Recordó que es un falso testimonio de parte de los que en su vida social, familiar, cívica, los que sirven en la política y en los gobiernos ''no viven como cristo''.
''Para que no se cumpla esa frase tan dura de que nadie es profeta en su tierra tenemos que ser coherentes y vivir conforme a nuestra fe. Es la gracia que le pedimos este domingo al señor Jesús''.
Reiteró en que hay que vivir de acuerdo a lo que somos, ser buenos cristianos y que nunca se tiene que despreciar a nadie, porque en cada uno Dios siembra su palabra y su gracia. ''No tenemos que juzgar, al contrario, recibir el testimonio de Jesús en cada uno de los bautizados''.
''Estamos caminando hacia la segunda sesión del sínodo que será en el mes de octubre y los invito a que lo lean y lo vivan porque el sínodo no solamente es un evento en el Vaticano sino es una nueva manera de ser iglesia'', concluyó.
Evangelio de hoy
Lectura del santo Evangelio según San Marcos
Mc 6, 1-6
En aquel tiempo, Jesús fue a su tierra en compañía de sus discípulos. Cuando llegó el sábado, se puso a enseñar en la sinagoga, y la multitud que lo escuchaba se preguntaba con asombro: "¿Dónde aprendió este hombre tantas cosas? ¿De dónde le viene esa sabiduría y ese poder para hacer milagros? ¿Qué no es éste el carpintero, el hijo de María, el hermano de Santiago, José, Judas y Simón? ¿No viven aquí, entre nosotros, sus hermanas?" Y estaban desconcertados.Pero Jesús les dijo: "Todos honran a un profeta, menos los de su tierra, sus parientes y los de su casa". Y no pudo hacer allí ningún milagro, sólo curó a algunos enfermos imponiéndoles las manos. Y estaba extrañado de la incredulidad de aquella gente. Luego se fue a enseñar en los pueblos vecinos.
Palabras del Santo Padre
Nos preguntamos: ¿Por qué los compatriotas de Jesús pasan de la maravilla a la incredulidad? Hacen una comparación entre el origen humilde de Jesús y sus capacidades actuales: es carpintero, no ha estudiado, sin embargo, predica mejor que los escribas y hace milagros.
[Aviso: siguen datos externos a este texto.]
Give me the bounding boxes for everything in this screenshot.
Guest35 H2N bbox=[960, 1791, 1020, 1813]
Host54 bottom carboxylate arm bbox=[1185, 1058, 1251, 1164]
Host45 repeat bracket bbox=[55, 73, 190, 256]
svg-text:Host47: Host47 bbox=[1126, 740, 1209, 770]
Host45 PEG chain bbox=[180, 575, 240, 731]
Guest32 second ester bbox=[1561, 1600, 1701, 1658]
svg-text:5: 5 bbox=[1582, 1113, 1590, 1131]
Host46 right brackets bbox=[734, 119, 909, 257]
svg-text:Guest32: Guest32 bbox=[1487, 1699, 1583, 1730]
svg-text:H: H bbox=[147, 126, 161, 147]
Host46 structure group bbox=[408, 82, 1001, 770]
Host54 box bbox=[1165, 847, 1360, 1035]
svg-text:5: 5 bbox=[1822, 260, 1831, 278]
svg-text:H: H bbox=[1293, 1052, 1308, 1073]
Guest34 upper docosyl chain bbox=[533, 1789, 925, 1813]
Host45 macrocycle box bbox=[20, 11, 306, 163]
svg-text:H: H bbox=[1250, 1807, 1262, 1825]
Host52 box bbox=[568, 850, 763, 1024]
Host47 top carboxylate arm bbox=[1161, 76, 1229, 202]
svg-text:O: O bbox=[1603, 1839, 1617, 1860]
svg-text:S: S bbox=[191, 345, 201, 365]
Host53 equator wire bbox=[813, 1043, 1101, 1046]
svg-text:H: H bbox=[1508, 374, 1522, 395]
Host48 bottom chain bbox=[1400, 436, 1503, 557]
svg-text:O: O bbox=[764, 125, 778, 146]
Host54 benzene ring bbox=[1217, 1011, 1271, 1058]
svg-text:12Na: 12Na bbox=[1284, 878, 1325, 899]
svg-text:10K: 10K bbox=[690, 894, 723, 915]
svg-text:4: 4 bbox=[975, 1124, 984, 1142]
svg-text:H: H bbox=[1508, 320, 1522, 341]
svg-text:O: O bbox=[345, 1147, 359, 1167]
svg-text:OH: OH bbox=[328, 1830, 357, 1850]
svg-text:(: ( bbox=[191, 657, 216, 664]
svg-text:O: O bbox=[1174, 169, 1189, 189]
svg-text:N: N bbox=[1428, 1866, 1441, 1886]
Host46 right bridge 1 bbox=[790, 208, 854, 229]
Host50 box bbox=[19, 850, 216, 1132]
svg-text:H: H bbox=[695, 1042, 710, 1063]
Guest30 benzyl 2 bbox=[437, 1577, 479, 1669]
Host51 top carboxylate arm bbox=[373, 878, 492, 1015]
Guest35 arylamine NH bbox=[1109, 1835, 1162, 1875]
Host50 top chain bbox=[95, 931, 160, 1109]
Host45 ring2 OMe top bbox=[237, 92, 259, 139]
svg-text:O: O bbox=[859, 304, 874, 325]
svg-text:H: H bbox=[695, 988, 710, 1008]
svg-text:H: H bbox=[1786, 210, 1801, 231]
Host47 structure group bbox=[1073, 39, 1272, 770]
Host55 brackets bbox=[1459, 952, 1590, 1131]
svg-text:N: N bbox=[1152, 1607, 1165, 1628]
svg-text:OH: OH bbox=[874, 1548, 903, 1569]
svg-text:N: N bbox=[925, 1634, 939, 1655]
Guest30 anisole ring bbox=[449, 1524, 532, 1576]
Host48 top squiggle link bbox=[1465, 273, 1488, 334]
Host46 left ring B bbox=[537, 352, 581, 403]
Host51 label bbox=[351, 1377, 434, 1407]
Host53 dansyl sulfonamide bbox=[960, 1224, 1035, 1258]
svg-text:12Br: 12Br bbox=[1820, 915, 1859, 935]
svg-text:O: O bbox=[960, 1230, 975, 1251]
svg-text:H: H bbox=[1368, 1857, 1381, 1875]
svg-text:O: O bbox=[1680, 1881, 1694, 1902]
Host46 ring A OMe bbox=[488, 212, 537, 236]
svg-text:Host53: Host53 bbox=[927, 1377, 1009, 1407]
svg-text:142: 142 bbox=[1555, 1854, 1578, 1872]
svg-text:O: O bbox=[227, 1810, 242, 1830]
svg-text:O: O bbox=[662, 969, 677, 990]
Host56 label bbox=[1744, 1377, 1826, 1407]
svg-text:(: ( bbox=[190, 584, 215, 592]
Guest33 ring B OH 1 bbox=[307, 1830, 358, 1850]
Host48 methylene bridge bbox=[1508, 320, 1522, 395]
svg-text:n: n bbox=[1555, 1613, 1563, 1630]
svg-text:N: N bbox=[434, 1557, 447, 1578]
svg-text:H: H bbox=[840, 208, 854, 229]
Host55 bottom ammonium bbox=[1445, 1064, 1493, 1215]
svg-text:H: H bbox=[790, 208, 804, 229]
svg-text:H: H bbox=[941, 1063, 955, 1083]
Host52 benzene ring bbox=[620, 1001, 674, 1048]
Y en vez de abrirse a la realidad, se escandalizan: ¡Dios es demasiado grande para rebajarse a hablar a través de un hombre tan simple! Es el escándalo de la encarnación: el evento desconcertante de un Dios hecho carne, que piensa con una mente de hombre, trabaja y actúa con manos de hombre, ama con un corazón de hombre, un Dios que lucha, come y duerme como cada uno de nosotros.
El Hijo de Dios da la vuelta a cada esquema humano: nos son los discípulos quienes lavaron los pies al Señor, sino que es el Señor quien lavó los pies a los discípulos (cf. Juan 13, 1-20).
Este es un motivo de escándalo y de incredulidad no solo en aquella época, sino en cada época, también hoy. (…) También en nuestros días, de hecho, puede pasar que se alimenten prejuicios que nos impiden captar la realidad.
Pero el Señor nos invita a asumir una actitud de escucha humilde y de espera dócil, porque la gracia de Dios a menudo se nos presenta de maneras sorprendentes, que no se corresponden con nuestras expectativas.